The Washington Examiner reached out to the White House for comment, and it declined to comment on the record for this story.
Microsoft has confirmed its interest in acquiring TikTok’s operations in the U.S., Canada, Australia, and New Zealand, all U.S. security partners under the Five Eyes intelligence-sharing agreement, and has stressed its commitment to transparency and security.
It would undergo “a complete security review,” granting oversight to the relevant governments, Microsoft said. The U.K. is not part of the deal.
But the company’s sale to an American business is not without risk, officials and lawmakers agree.
In television interviews this week, White House trade and manufacturing adviser Peter Navarro questioned whether it was “prudent” to allow TikTok’s sale “to a company that has operations in China that might compromise it,” referring to Microsoft, a company with Chinese operations, suggesting “Microsoft divest their Chinese holdings.”
In a letter to Microsoft CEO Satya Nadella on Wednesday, Sen. Josh Hawley, a Republican from Missouri, requested clarification on the terms of the potential ownership bid.
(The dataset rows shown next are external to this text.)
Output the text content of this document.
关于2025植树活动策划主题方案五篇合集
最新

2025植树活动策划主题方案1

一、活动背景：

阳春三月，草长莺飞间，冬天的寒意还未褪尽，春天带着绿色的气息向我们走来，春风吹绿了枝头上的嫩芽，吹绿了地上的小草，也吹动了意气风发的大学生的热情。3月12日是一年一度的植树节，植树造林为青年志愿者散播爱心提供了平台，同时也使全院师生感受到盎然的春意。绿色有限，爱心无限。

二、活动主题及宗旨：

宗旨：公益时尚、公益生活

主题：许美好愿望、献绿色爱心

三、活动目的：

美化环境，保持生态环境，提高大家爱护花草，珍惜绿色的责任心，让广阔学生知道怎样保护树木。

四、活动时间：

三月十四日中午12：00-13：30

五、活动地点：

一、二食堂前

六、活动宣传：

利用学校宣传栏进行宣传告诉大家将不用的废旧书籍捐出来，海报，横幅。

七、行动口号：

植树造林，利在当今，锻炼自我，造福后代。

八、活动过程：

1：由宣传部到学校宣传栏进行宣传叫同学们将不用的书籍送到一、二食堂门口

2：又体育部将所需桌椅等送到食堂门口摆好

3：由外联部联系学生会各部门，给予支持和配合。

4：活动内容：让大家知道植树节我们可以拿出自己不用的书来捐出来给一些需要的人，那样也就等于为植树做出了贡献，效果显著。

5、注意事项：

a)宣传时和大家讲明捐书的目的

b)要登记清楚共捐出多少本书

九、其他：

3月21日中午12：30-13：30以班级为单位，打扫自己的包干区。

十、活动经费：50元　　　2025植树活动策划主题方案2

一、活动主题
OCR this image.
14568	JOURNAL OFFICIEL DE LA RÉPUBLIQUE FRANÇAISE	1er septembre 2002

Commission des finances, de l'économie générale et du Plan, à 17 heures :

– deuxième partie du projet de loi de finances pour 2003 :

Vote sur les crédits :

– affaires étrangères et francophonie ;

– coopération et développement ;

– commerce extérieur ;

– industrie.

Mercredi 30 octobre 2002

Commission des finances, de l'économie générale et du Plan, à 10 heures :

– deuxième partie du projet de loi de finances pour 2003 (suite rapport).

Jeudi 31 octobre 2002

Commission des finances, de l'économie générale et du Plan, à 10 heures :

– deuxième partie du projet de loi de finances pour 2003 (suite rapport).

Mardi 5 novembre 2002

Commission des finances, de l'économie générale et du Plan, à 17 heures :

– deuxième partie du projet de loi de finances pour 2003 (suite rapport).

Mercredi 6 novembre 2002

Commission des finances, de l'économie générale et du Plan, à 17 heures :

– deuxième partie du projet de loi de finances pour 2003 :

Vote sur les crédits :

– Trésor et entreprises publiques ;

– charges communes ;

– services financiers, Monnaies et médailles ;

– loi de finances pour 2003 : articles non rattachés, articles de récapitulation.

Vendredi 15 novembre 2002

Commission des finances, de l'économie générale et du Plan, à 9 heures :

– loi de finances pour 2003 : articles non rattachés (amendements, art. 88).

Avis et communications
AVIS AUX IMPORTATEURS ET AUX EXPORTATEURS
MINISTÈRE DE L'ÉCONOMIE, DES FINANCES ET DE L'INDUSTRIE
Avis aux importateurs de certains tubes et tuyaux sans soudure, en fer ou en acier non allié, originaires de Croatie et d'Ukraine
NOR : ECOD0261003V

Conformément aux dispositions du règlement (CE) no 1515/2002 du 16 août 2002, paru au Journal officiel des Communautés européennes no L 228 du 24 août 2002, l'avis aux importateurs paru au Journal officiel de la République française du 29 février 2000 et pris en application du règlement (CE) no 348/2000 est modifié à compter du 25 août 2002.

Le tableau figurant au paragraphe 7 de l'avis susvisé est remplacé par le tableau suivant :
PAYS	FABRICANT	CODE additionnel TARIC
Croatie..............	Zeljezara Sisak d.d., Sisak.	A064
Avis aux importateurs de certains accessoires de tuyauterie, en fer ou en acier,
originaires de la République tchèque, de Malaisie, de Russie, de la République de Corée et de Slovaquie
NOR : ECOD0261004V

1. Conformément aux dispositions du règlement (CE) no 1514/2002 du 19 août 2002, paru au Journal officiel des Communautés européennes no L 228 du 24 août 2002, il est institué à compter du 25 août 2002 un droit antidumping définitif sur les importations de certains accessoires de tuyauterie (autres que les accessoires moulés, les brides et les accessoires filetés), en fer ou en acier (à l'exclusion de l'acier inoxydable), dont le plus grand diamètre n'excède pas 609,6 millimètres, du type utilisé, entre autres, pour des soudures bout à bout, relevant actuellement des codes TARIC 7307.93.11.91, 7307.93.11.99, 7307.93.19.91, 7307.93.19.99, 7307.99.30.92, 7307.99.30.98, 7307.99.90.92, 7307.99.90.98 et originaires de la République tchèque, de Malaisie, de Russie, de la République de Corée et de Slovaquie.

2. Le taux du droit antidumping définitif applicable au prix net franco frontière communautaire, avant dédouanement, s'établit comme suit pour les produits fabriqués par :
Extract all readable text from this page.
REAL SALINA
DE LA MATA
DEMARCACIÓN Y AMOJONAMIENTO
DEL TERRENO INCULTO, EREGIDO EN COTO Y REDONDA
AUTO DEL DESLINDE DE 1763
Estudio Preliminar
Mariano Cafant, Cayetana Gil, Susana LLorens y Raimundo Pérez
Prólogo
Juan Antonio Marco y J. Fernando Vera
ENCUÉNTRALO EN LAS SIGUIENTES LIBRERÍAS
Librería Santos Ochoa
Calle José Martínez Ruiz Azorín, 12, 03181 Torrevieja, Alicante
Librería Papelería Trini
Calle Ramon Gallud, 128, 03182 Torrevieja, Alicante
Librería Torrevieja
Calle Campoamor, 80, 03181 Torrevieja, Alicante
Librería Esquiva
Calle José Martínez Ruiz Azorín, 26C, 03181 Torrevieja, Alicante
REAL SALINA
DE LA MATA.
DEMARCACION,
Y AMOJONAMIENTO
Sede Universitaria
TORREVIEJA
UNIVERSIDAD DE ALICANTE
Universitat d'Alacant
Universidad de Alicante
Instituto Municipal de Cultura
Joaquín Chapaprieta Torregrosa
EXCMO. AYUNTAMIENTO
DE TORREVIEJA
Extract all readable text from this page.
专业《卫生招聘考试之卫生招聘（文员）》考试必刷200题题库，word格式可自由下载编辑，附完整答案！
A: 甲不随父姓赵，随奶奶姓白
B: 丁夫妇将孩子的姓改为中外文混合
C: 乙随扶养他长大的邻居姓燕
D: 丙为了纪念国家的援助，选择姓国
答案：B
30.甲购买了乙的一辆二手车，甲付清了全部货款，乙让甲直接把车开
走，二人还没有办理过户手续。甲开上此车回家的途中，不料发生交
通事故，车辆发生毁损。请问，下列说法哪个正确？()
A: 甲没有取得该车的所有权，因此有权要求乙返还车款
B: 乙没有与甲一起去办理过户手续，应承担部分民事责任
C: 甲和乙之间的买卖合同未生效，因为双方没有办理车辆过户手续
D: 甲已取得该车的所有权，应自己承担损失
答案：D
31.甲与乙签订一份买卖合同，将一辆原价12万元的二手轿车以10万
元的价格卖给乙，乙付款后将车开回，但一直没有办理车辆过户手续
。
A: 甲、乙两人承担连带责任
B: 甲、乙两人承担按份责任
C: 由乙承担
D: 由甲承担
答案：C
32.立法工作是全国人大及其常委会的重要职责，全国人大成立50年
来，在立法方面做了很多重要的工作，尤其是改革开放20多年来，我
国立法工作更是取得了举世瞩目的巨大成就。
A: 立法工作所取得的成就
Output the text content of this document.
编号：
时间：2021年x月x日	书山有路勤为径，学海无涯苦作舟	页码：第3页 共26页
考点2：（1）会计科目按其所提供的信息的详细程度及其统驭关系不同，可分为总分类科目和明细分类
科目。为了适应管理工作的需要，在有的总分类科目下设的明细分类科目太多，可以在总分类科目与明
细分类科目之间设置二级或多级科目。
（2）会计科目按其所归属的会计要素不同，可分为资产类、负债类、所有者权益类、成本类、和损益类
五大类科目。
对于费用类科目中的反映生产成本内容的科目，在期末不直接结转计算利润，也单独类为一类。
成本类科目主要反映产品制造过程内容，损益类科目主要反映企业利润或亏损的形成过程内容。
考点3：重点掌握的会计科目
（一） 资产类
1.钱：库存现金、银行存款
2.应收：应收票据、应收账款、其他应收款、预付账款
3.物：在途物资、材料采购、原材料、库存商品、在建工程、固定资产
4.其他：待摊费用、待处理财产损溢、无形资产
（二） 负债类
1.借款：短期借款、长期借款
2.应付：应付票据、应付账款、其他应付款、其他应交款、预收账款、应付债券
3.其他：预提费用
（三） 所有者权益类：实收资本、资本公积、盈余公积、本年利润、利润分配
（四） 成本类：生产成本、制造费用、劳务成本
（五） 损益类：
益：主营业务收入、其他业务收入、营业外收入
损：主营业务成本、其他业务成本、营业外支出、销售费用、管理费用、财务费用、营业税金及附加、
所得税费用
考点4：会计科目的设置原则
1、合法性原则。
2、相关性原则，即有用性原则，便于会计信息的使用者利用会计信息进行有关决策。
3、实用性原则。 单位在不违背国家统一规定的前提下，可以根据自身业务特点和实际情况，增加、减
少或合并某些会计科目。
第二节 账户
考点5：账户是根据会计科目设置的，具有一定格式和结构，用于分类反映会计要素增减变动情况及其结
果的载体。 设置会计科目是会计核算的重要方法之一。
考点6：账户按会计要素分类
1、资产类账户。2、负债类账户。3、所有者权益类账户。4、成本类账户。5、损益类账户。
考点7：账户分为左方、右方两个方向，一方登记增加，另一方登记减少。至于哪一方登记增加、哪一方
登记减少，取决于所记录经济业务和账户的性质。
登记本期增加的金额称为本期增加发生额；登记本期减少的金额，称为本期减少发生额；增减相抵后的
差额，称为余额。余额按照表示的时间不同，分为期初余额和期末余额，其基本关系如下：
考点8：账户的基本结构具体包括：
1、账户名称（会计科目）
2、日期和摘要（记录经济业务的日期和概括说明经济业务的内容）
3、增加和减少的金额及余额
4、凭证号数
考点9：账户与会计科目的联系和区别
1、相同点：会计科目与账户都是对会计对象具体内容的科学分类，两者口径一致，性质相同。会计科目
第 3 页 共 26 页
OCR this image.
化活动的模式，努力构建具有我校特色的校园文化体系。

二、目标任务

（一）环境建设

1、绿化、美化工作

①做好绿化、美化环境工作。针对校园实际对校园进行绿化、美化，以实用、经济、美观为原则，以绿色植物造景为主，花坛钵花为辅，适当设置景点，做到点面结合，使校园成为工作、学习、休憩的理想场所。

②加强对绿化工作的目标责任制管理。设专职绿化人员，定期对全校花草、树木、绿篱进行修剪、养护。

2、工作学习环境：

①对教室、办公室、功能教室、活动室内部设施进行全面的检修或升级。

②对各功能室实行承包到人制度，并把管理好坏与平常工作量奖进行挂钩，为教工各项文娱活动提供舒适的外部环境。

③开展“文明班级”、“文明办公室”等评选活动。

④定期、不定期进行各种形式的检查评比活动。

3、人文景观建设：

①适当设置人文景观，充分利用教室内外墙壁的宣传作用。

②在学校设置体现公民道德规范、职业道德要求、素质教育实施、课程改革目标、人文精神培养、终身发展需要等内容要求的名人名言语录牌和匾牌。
Hawley and Ellis say that TikTok’s threat to U.S. national security will persist so long as it remains a Chinese company.
“No matter where it’s physical headquarters are established, as long as it is owned and controlled by the Chinese government, or by a Chinese company which answers to the Chinese Communist Party, it poses a clear and present danger to our national security,” said Ellis.
“TikTok can buy office space in London and call that their headquarters if they want to, the only question that matters is whether they cut all ties to the CCP and its proxies,” Hawley said in a statement to the Washington Examiner. “Until that happens, everything else is just theater.”